Amalia Ulman, 'Profile Picture 03/01/14 (Gijón)' (2014). Courtesy Arcadia Missa.
Amalia Ulman, ‘Profile Picture 03/01/14 (Gijón)’ (2014). Courtesy Arcadia Missa.

In a city as expensive as London, one of the most political things Arcadia Missa can do is continue to exist, holding on to property within the stranglehold of speculative real estate. Maintaining a place of assembly in a physical space with an autonomous program offers a practicable way to organise against the complete commodification and depoliticisation of the emerging artists a gallery like this one represents. The attitude that project spaces should remain project spaces –with no security and no means for paying its artists –is a way of maintaining the imbalance of the existing art world ecology. Perhaps, there’s a way of counteracting the hegemonising effects of routine disenfranchisement that a neoliberal art market’s claim to outsourcing to temporary ‘project-based’ organisations promotes.

Here’s where the issue of ‘selling out’ –or more accurately, legitimising the practices of art as pure commodity by working alongside auction houses, advisors, fairs, art flippers –exposes the bleaker reality of a deepening structural inequality and competition in the economy-at-large. Galleries need money to run, as does any organisation. People need to eat. With no economic capital of their own, it is capital in its cultural and social forms that becomes central to the material value of an enterprise like Arcadia Missa. That value is only useful insomuch as it can be sold, and with few, if any, connections to wealthy collectors to buy the work of the artists a gallery represents, they have no option but to utilise the channels for finance made available to them, like selling work at an auction. “Sorry it’s gauche, but now this is a class issue,” offers Farkas. “Because it’s fine to sell if you do it invisibly but you can only do it invisibly if you don’t have to put your neck on the line, because you’re already rich”.

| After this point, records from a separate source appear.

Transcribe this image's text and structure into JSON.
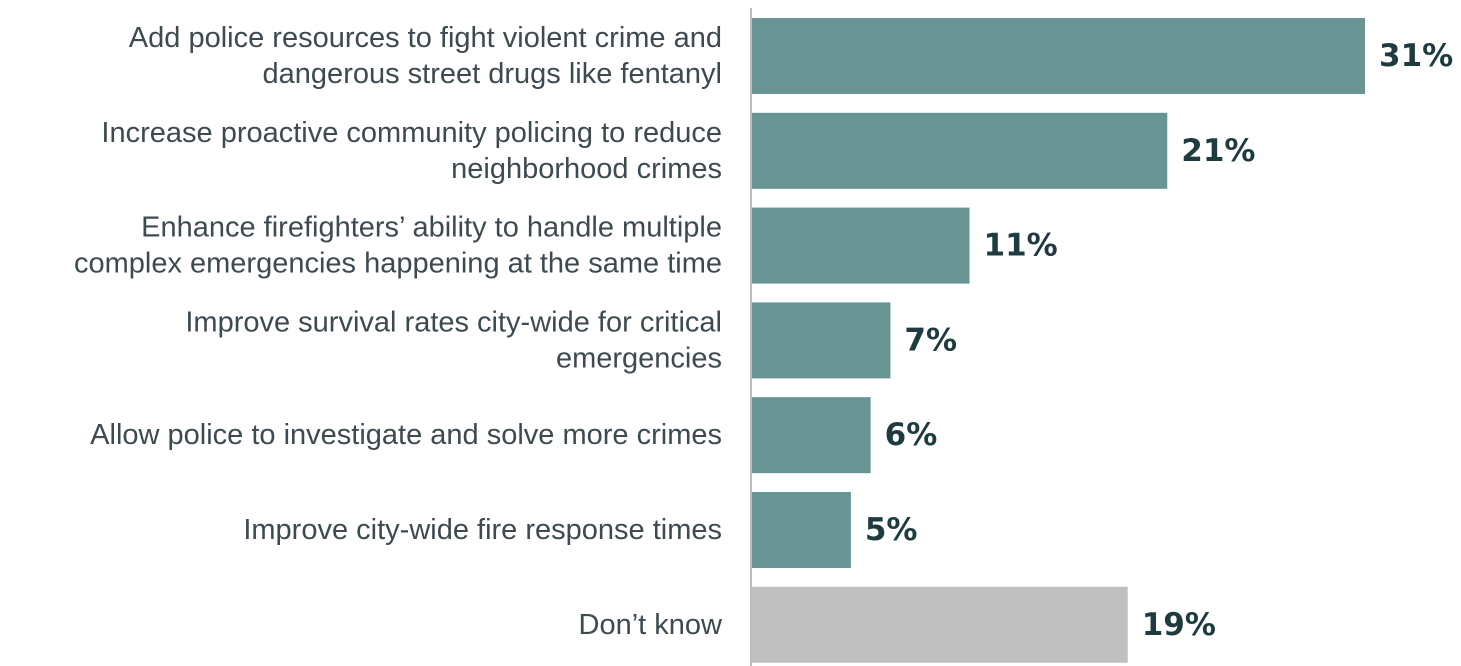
{
  "chart_data": {
    "type": "bar",
    "orientation": "horizontal",
    "categories": [
      [
        "Add police resources to fight violent crime and",
        "dangerous street drugs like fentanyl"
      ],
      [
        "Increase proactive community policing to reduce",
        "neighborhood crimes"
      ],
      [
        "Enhance firefighters’ ability to handle multiple",
        "complex emergencies happening at the same time"
      ],
      [
        "Improve survival rates city-wide for critical",
        "emergencies"
      ],
      [
        "Allow police to investigate and solve more crimes"
      ],
      [
        "Improve city-wide fire response times"
      ],
      [
        "Don’t know"
      ]
    ],
    "values": [
      31,
      21,
      11,
      7,
      6,
      5,
      19
    ],
    "value_labels": [
      "31%",
      "21%",
      "11%",
      "7%",
      "6%",
      "5%",
      "19%"
    ],
    "bar_colors": [
      "#689494",
      "#689494",
      "#689494",
      "#689494",
      "#689494",
      "#689494",
      "#bfbfbf"
    ],
    "value_unit": "%",
    "xlim": [
      0,
      31
    ],
    "grid": false,
    "title": "",
    "xlabel": "",
    "ylabel": ""
  }
}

Sara Ludy, 'Bouquet' (2012).
Sara Ludy, ‘Bouquet’ (2012).

That’s why if Phillips is a part of an art world that is, according to its press, “adapting to and engaging with new technologies”, then those galleries and artists working with those new technologies need to adapt in kind. In her essay accompanying the Paddles ON! Tumblr, curator Howard avoids directly addressing the issue of becoming involved in this problematic art-commerce exchange, instead nodding to it through her description of Sara Ludy’s ‘Bouquet’ (2012): “There’s a desire to create something beautiful and human, but always within the limitations of the environment.”

Those limitations are where organisations like Arcadia Missa have found themselves colluding with the very structures their rhetoric as a publishing house appears to oppose. But in an attempt at retaining their stake in a niche they themselves had a role in carving out and maintaining the collective within the melee of what has inexplicably accelerated into a virtual land grab of cultural capital, they’ve had to make a compromise. After all, with fracture as the moment and commodity as the norm, it’s not in opting out but counter-conduct that the real potential lies. Because it’s only a matter of time before the ‘digital’ works, across video, sculpture, prints and mixed media, are no longer relegated to their separate section round the back of an enterprise like Phillips. Damien Hirst and Petra Cortright are out the front. Let the latter be an omen. **

Paddles ON! is an online and live art auction that held its second event at London’s Howick Place on July 3, 2014.

Header image: Maja Cule, ‘The Horizon’ (2013). Film still.